Danton (1982) de Andrzej Wajda
Après son film "L'Homme de Fer" (1981) sur le leader de Solidarnosc Lech Walesa, le réalisateur polonais s'exile un temps en France où il accepte une commande de l'État français dont le nouveau gouvernement socialiste souhaitait célèbrer la Révolution Française. Malheureusement pour le gouvernement français le cinéaste Andrzej Wajda va utiliser cette production pour ses propres desseins politiques ! En effet, si "Danton" est vendu comme un biopic il est avant tout pour Wajda un superbe moyen de dénoncer la situation politique en Pologne d'alors par un parallèle intelligent mais peu subtil. "Danton" est donc un hors sujet à la fois judicieux et maladroit, tout dépend de quel point de vue on se place.

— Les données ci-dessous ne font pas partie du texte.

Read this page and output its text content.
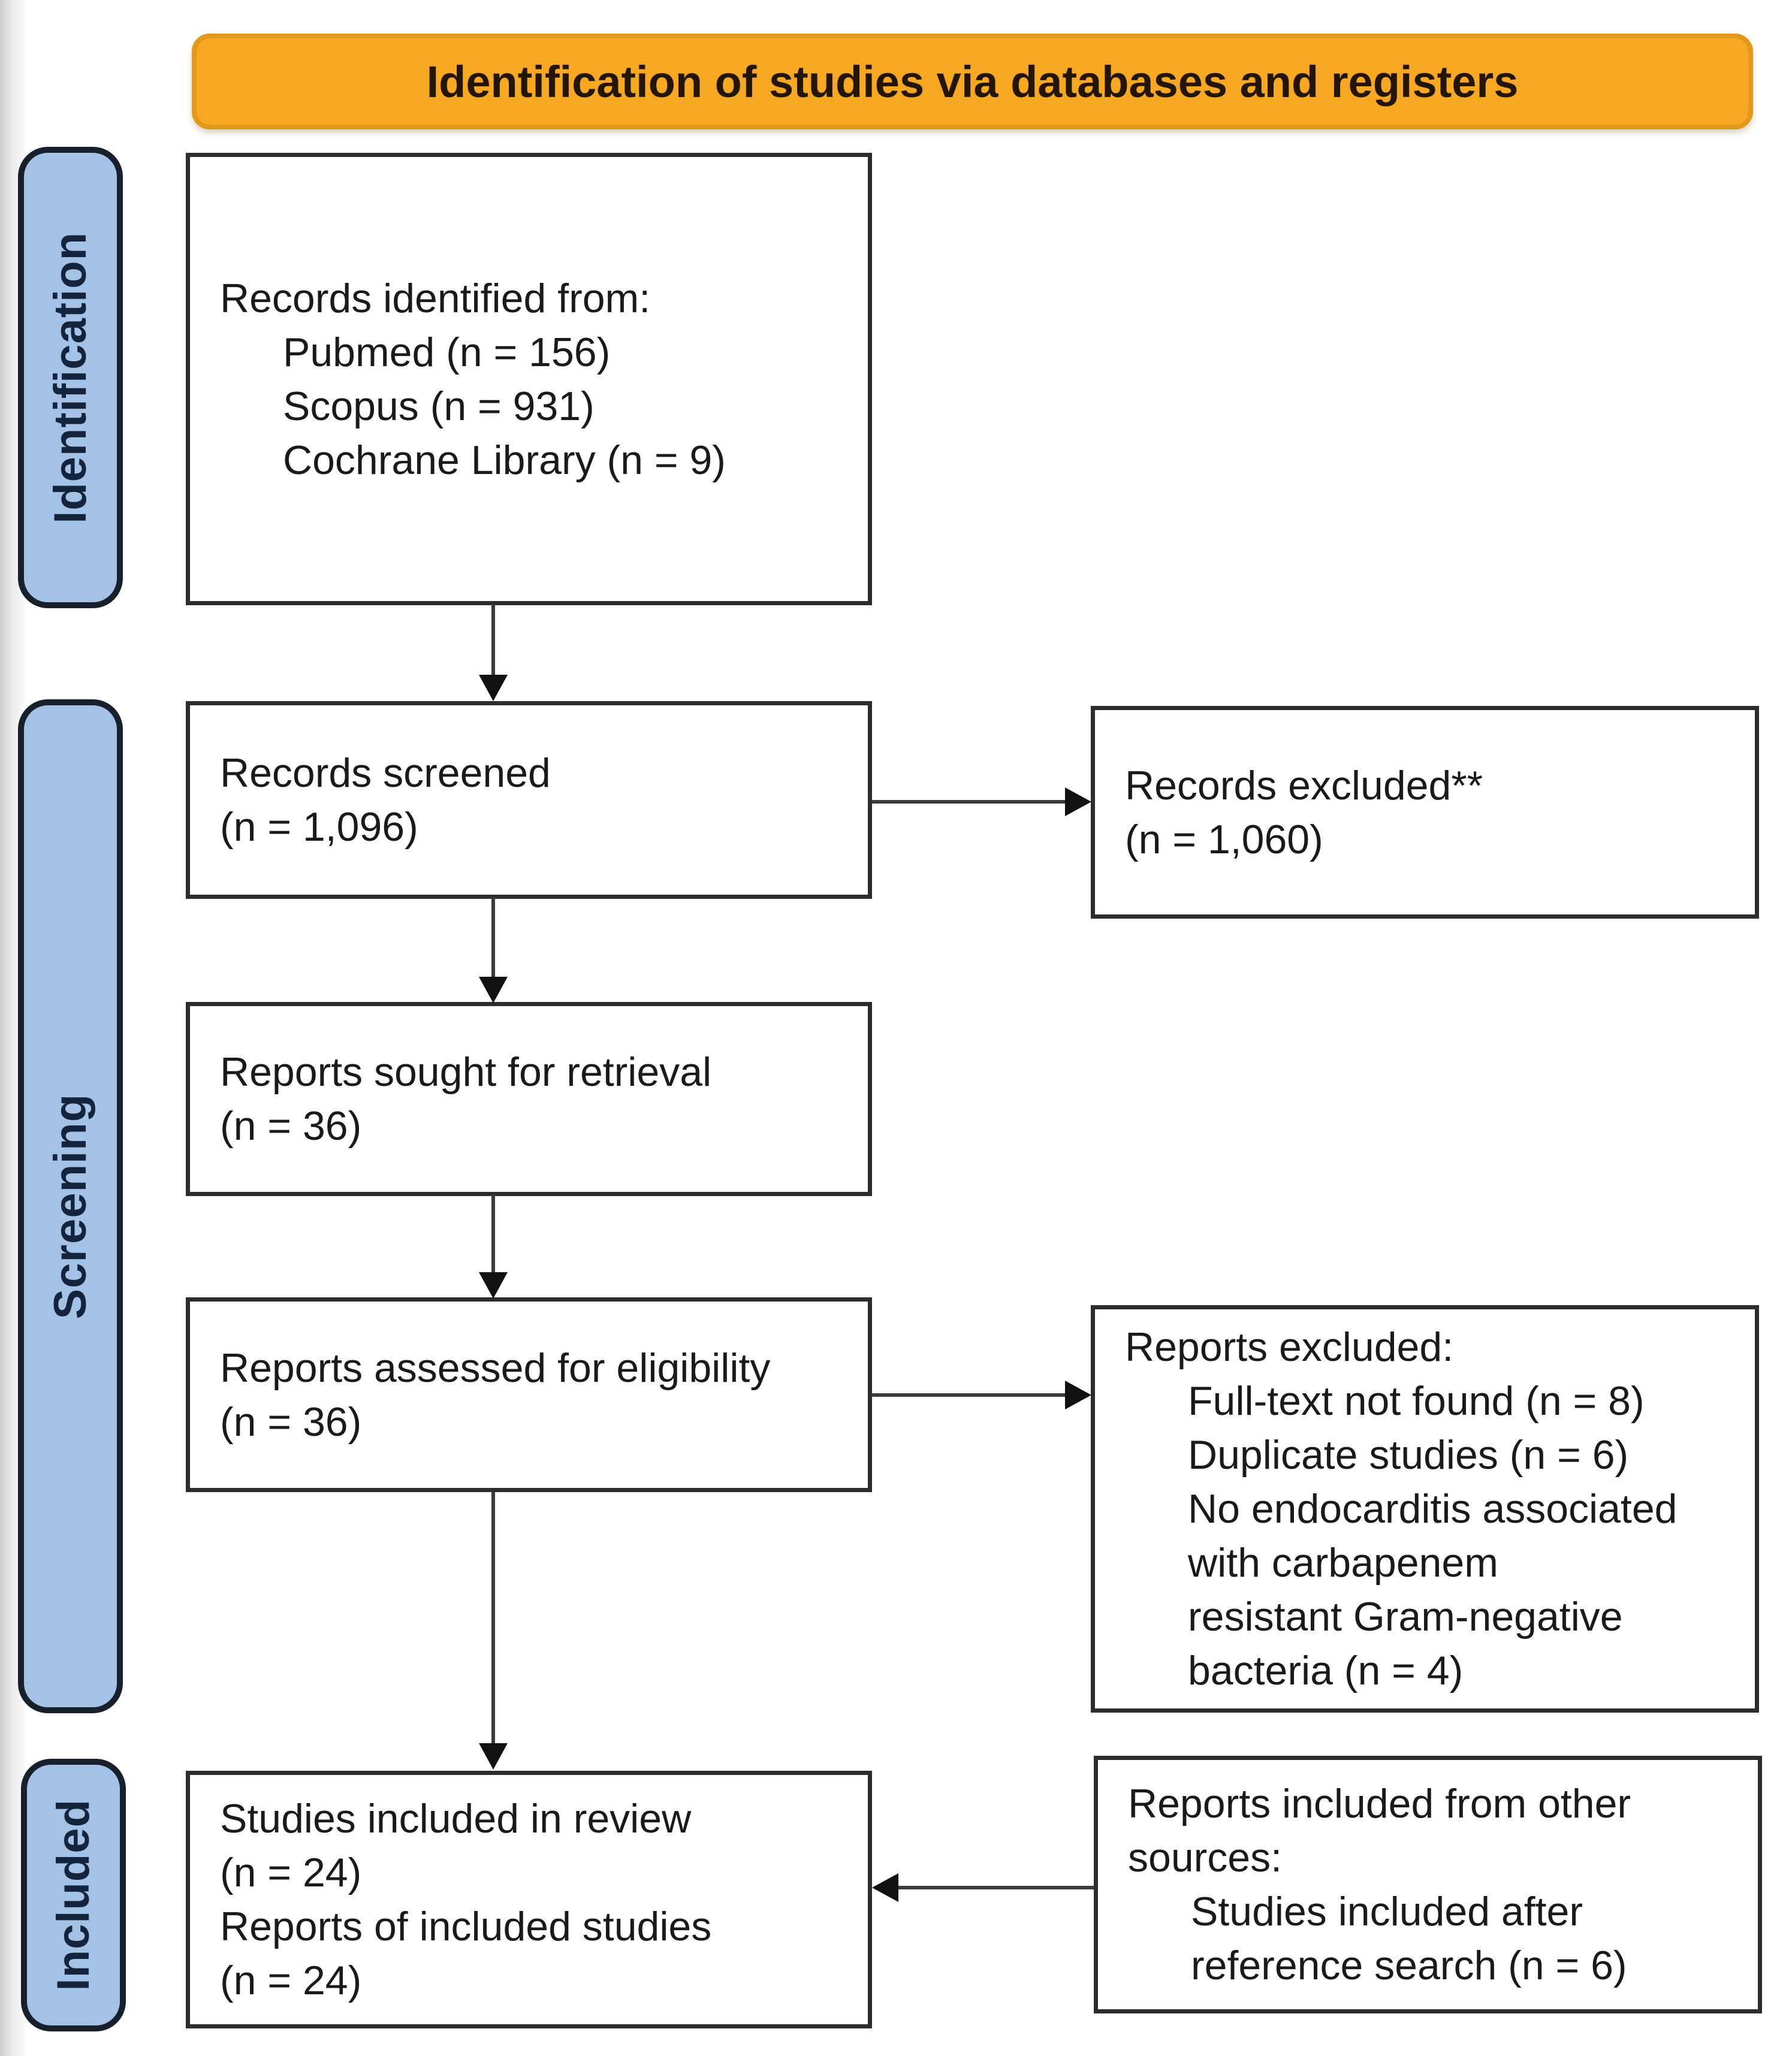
Identification of studies via databases and registers
Identification
Screening
Included
Records identified from:
Pubmed (n = 156)
Scopus (n = 931)
Cochrane Library (n = 9)
Records screened
(n = 1,096)
Reports sought for retrieval
(n = 36)
Reports assessed for eligibility
(n = 36)
Studies included in review
(n = 24)
Reports of included studies
(n = 24)
Records excluded**
(n = 1,060)
Reports excluded:
Full-text not found (n = 8)
Duplicate studies (n = 6)
No endocarditis associated
with carbapenem
resistant Gram-negative
bacteria (n = 4)
Reports included from other
sources:
Studies included after
reference search (n = 6)
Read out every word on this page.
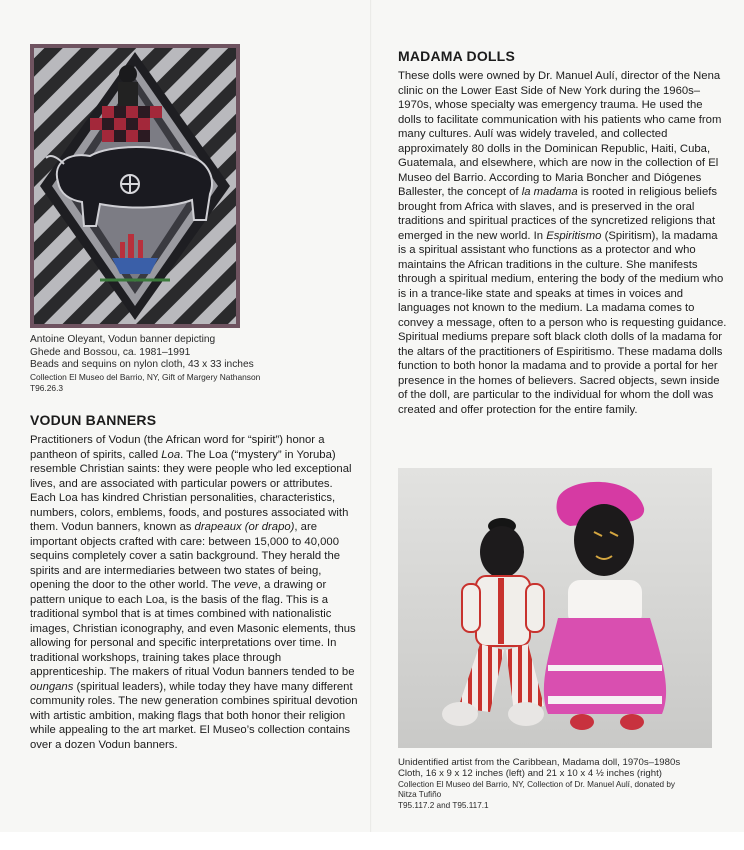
Antoine Oleyant, Vodun banner depicting
Ghede and Bossou, ca. 1981–1991
Beads and sequins on nylon cloth, 43 x 33 inches
Collection El Museo del Barrio, NY, Gift of Margery Nathanson
T96.26.3
VODUN BANNERS

Practitioners of Vodun (the African word for “spirit”) honor a pantheon of spirits, called Loa. The Loa (“mystery” in Yoruba) resemble Christian saints: they were people who led exceptional lives, and are associated with particular powers or attributes. Each Loa has kindred Christian personalities, characteristics, numbers, colors, emblems, foods, and postures associated with them. Vodun banners, known as drapeaux (or drapo), are important objects crafted with care: between 15,000 to 40,000 sequins completely cover a satin background. They herald the spirits and are intermediaries between two states of being, opening the door to the other world. The veve, a drawing or pattern unique to each Loa, is the basis of the flag. This is a traditional symbol that is at times combined with nationalistic images, Christian iconography, and even Masonic elements, thus allowing for personal and specific interpretations over time. In traditional workshops, training takes place through apprenticeship. The makers of ritual Vodun banners tended to be oungans (spiritual leaders), while today they have many different community roles. The new generation combines spiritual devotion with artistic ambition, making flags that both honor their religion while appealing to the art market. El Museo’s collection contains over a dozen Vodun banners.

MADAMA DOLLS

These dolls were owned by Dr. Manuel Aulí, director of the Nena clinic on the Lower East Side of New York during the 1960s–1970s, whose specialty was emergency trauma. He used the dolls to facilitate communication with his patients who came from many cultures. Aulí was widely traveled, and collected approximately 80 dolls in the Dominican Republic, Haiti, Cuba, Guatemala, and elsewhere, which are now in the collection of El Museo del Barrio. According to Maria Boncher and Diógenes Ballester, the concept of la madama is rooted in religious beliefs brought from Africa with slaves, and is preserved in the oral traditions and spiritual practices of the syncretized religions that emerged in the new world. In Espiritismo (Spiritism), la madama is a spiritual assistant who functions as a protector and who maintains the African traditions in the culture. She manifests through a spiritual medium, entering the body of the medium who is in a trance-like state and speaks at times in voices and languages not known to the medium. La madama comes to convey a message, often to a person who is requesting guidance. Spiritual mediums prepare soft black cloth dolls of la madama for the altars of the practitioners of Espiritismo. These madama dolls function to both honor la madama and to provide a portal for her presence in the homes of believers. Sacred objects, sewn inside of the doll, are particular to the individual for whom the doll was created and offer protection for the entire family.

Unidentified artist from the Caribbean, Madama doll, 1970s–1980s
Cloth, 16 x 9 x 12 inches (left) and 21 x 10 x 4 ½ inches (right)
Collection El Museo del Barrio, NY, Collection of Dr. Manuel Aulí, donated by
Nitza Tufiño
T95.117.2 and T95.117.1
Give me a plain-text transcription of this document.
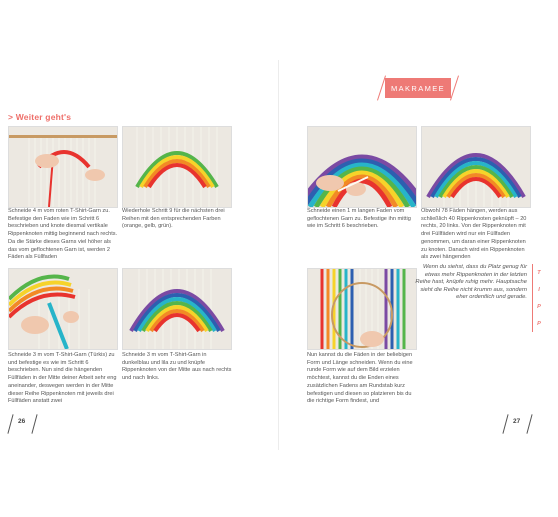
> Weiter geht's
Schneide 4 m vom roten T-Shirt-Garn zu. Befestige den Faden wie im Schritt 6 beschrieben und knote diesmal vertikale Rippenknoten mittig beginnend nach rechts. Da die Stärke dieses Garns viel höher als das vom geflochtenen Garn ist, werden 2 Fäden als Füllfaden
Wiederhole Schritt 9 für die nächsten drei Reihen mit den entsprechenden Farben (orange, gelb, grün).
Schneide 3 m vom T-Shirt-Garn (Türkis) zu und befestige es wie im Schritt 6 beschrieben. Nun sind die hängenden Füllfäden in der Mitte deiner Arbeit sehr eng aneinander, deswegen werden in der Mitte dieser Reihe Rippenknoten mit jeweils drei Füllfäden anstatt zwei
Schneide 3 m vom T-Shirt-Garn in dunkelblau und lila zu und knüpfe Rippenknoten von der Mitte aus nach rechts und nach links.
26
MAKRAMEE
Schneide einen 1 m langen Faden vom geflochtenen Garn zu. Befestige ihn mittig wie im Schritt 6 beschrieben.
Obwohl 78 Fäden hängen, werden aus schließlich 40 Rippenknoten geknüpft – 20 rechts, 20 links. Von der Rippenknoten mit drei Füllfäden wird nur ein Füllfaden genommen, um daran einer Rippenknoten zu knoten. Danach wird ein Rippenknoten als zwei hängenden
Nun kannst du die Fäden in der beliebigen Form und Länge schneiden. Wenn du eine runde Form wie auf dem Bild erzielen möchtest, kannst du die Enden eines zusätzlichen Fadens am Rundstab kurz befestigen und diesen so platzieren bis du die richtige Form findest, und
Wenn du siehst, dass du Platz genug für etwas mehr Rippenknoten in der letzten Reihe hast, knüpfe ruhig mehr. Hauptsache sieht die Reihe nicht krumm aus, sondern eher ordentlich und gerade.
T
I
P
P
27
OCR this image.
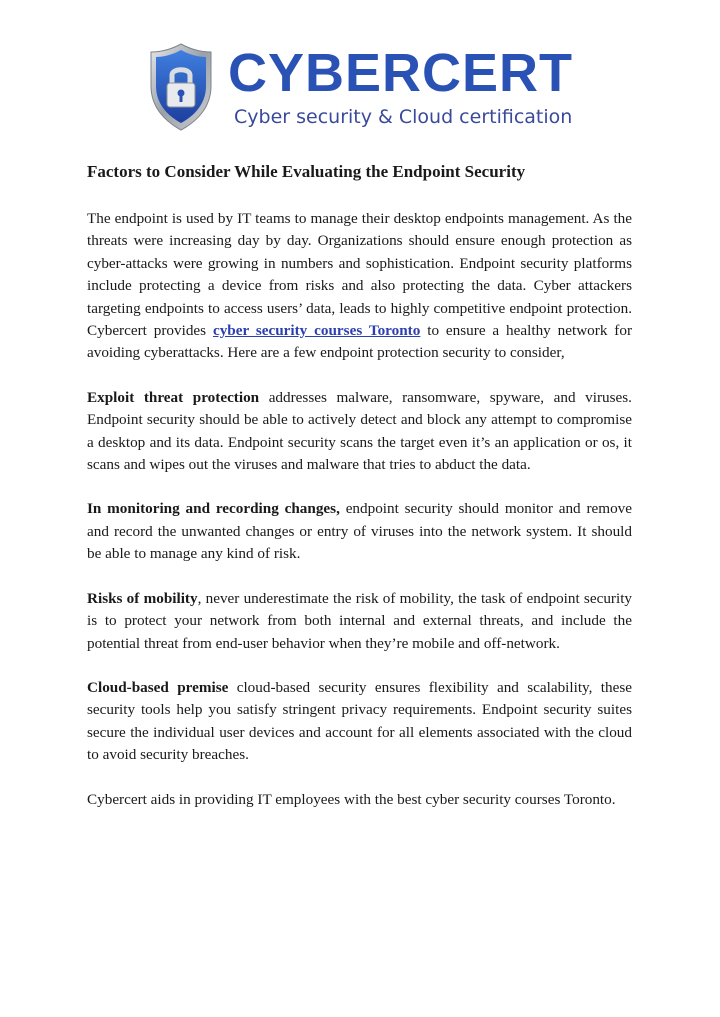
CYBERCERT
Cyber security & Cloud certification
Factors to Consider While Evaluating the Endpoint Security

The endpoint is used by IT teams to manage their desktop endpoints management. As the threats were increasing day by day. Organizations should ensure enough protection as cyber-attacks were growing in numbers and sophistication. Endpoint security platforms include protecting a device from risks and also protecting the data. Cyber attackers targeting endpoints to access users’ data, leads to highly competitive endpoint protection. Cybercert provides cyber security courses Toronto to ensure a healthy network for avoiding cyberattacks. Here are a few endpoint protection security to consider,

Exploit threat protection addresses malware, ransomware, spyware, and viruses. Endpoint security should be able to actively detect and block any attempt to compromise a desktop and its data. Endpoint security scans the target even it’s an application or os, it scans and wipes out the viruses and malware that tries to abduct the data.

In monitoring and recording changes, endpoint security should monitor and remove and record the unwanted changes or entry of viruses into the network system. It should be able to manage any kind of risk.

Risks of mobility, never underestimate the risk of mobility, the task of endpoint security is to protect your network from both internal and external threats, and include the potential threat from end-user behavior when they’re mobile and off-network.

Cloud-based premise cloud-based security ensures flexibility and scalability, these security tools help you satisfy stringent privacy requirements. Endpoint security suites secure the individual user devices and account for all elements associated with the cloud to avoid security breaches.

Cybercert aids in providing IT employees with the best cyber security courses Toronto.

D'abord la rivalité Danton-Robespierre est menée comme le parallèle de la rivalité Walesa-Jaruzelski, le premier étant leader du mouvement Solidarnosc et le second étant général homme d'état fort de la Pologne de 1982. Walesa gagnant en popularité devient une menace pour Jaruzelski et le cinéaste va faire de même avec son film : Danton devenant une ombre dangereuse sur l'aura de Robespierre. Historiquement donc le film déraille fortement en créant un point de vue très manichéen alors que de Danton ou Robespierre aucun des deux n'est à différencier sur leur effet nocif avant ou pendant la Terreur ! Afin d'appuyer son idée, Wajda insiste sur plusieurs séquences qui font écho à la Pologne de 1982 avec pêle-mêle le rationnement du pain, les parisiens qui se taisent soudainement quand arrive un membre de la section du Parti, le procès de Danton arbitraire et truqué, les médias muselés... etc... Ce parti pris impose à Wajda de jouer à fond la carte de l'oppression en poussant à l'extrême un Paris sale où la mort rôde, ce qui donne un film terriblement austère et froid. Même dans les "orgies" notre Gégé national (impeccable incarnation de la bonhommie gargantuesque) ne peut y ajouter un temps soit peu d'une démesure humaine où certaines facettes du personnage sont arasées voire omises comme la chair et la luxure.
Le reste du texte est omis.